Todo coleccionista de camisetas que se precie, desde el más nimio hasta el más exótico, debe poseer (ese es el verbo) aquella polémica casaca de Camerún, esa que más parecía de baloncesto que de fútbol. Aquel diseño, todo un desafío a la tradición, puso sobre la mesa el debate de hasta qué punto las marcas que visten a los equipos pueden llegar a interferir en el desarrollo del juego. No en vano, una camiseta sin mangas podía facilitar la movilidad de los jugadores sobre el terreno de juego y ayudarlos, por ejemplo, a rendir mejor en condiciones de altas temperaturas. Lo que para unos era una genialidad, para otros era una falta de respeto a los cánones futbolísticos. Tuvo que aparecer la FIFA, poco amiga de todo lo que huela a renovación, para poner fin a la discusión de forma tajante.

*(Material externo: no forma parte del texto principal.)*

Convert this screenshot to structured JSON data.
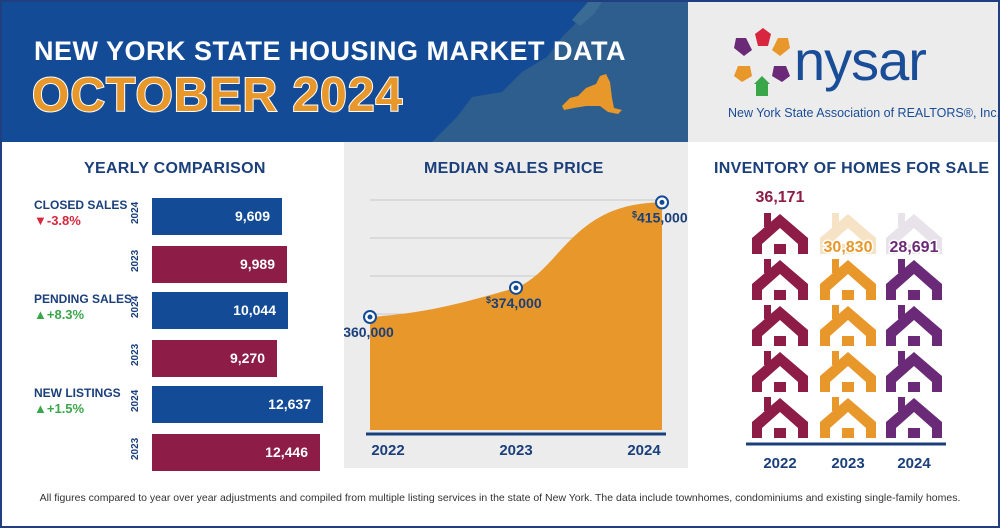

Apelando a la International Football Association Board, los “genios” del máximo organismo del fútbol internacional mataron aquel proyecto de Puma. Pero aquella prohibición, lejos de guardar la casaquilla en el cajón del olvido ayudó -como ocurre con casi todas las prohibiciones- a hacerla subir al púlpito de los imperdibles. El aficionado la recuerda y el coleccionista la persigue.

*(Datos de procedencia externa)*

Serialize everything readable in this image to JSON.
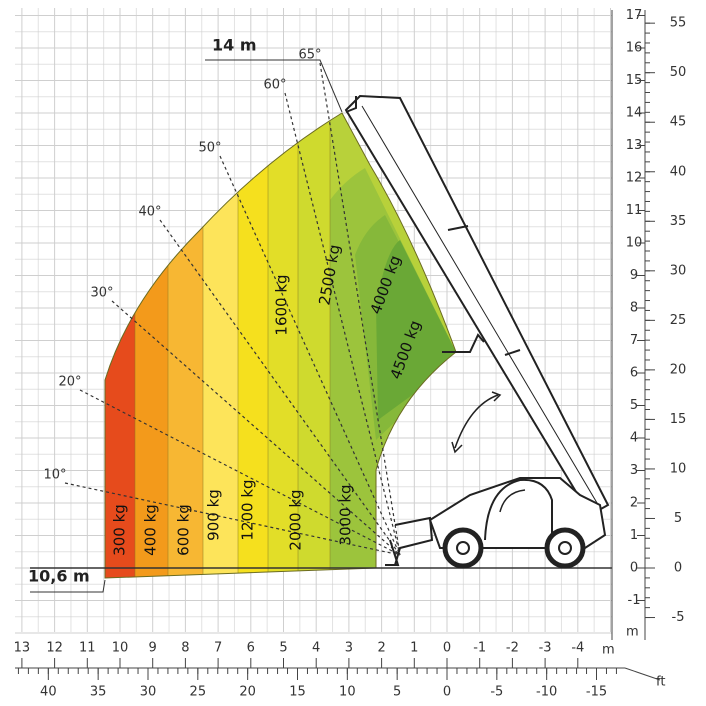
{
  "max_height": "14 m",
  "max_reach": "10,6 m",
  "angles": [
    "65°",
    "60°",
    "50°",
    "40°",
    "30°",
    "20°",
    "10°"
  ],
  "loads": [
    "300 kg",
    "400 kg",
    "600 kg",
    "900 kg",
    "1200 kg",
    "1600 kg",
    "2000 kg",
    "2500 kg",
    "3000 kg",
    "4000 kg",
    "4500 kg"
  ],
  "right_axis": {
    "meters": [
      17,
      16,
      15,
      14,
      13,
      12,
      11,
      10,
      9,
      8,
      7,
      6,
      5,
      4,
      3,
      2,
      1,
      0,
      -1
    ],
    "meters_unit": "m",
    "feet": [
      55,
      50,
      45,
      40,
      35,
      30,
      25,
      20,
      15,
      10,
      5,
      0,
      -5
    ]
  },
  "bottom_axis": {
    "meters": [
      13,
      12,
      11,
      10,
      9,
      8,
      7,
      6,
      5,
      4,
      3,
      2,
      1,
      0,
      -1,
      -2,
      -3,
      -4
    ],
    "meters_unit": "m",
    "feet": [
      40,
      35,
      30,
      25,
      20,
      15,
      10,
      5,
      0,
      -5,
      -10,
      -15
    ],
    "feet_unit": "ft"
  }
}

Todo esto ocurrió con la Copa Africana de Naciones 2002, que se jugó en Malí, como decorado de fondo. La sorpresa que provocó la revolucionaria camiseta fue tan grande que cogió desprevenida a la FIFA. La federación internacional tardó tanto en reaccionar que fue incapaz de evitar que Camerún jugara aquel torneo enseñando completamente los brazos. Unos brazos que, por cierto, alzarían el título africano tras un torneo impecable de los chicos de “Winnie” Schäfer, que vencerían en la final, por penaltis, a Senegal.

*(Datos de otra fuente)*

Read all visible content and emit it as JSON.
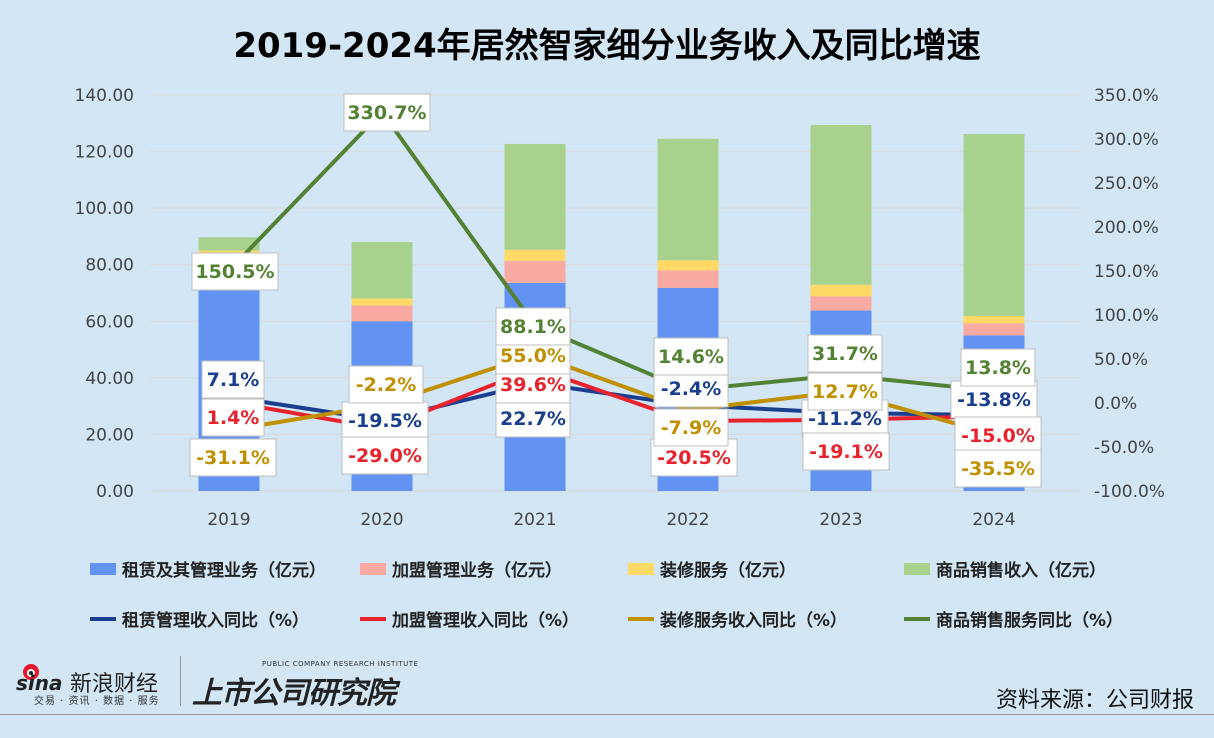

Cuando la FIFA despertó, prohibió su uso en el Mundial de Corea y Japón, que debía disputarse ese mismo año. La selección camerunesa tuvo que improvisar y decidió ponerle mangas negras al conjunto. Una elección aberrante en lo estético que tampoco sirvió de cábala: los “leones indomables” quedaron eliminados en la fase de grupos por Alemania e Irlanda, y la sensación africana de aquel campeonato del Mundo acabaron siendo los mismos senegaleses que Camerún había derrotado unos meses antes en aquella final disputada en Bamako.
Puma creyó ver a su “archienemiga”, Adidas, patrocinador oficial de FIFA, detrás de todo y el asunto se tuvo que resolver en los tribunales. La justicia desestimó el pensar del fabricante de los cameruneses. Pero, eso sí, se revocó la sanción deportiva a los “leones”.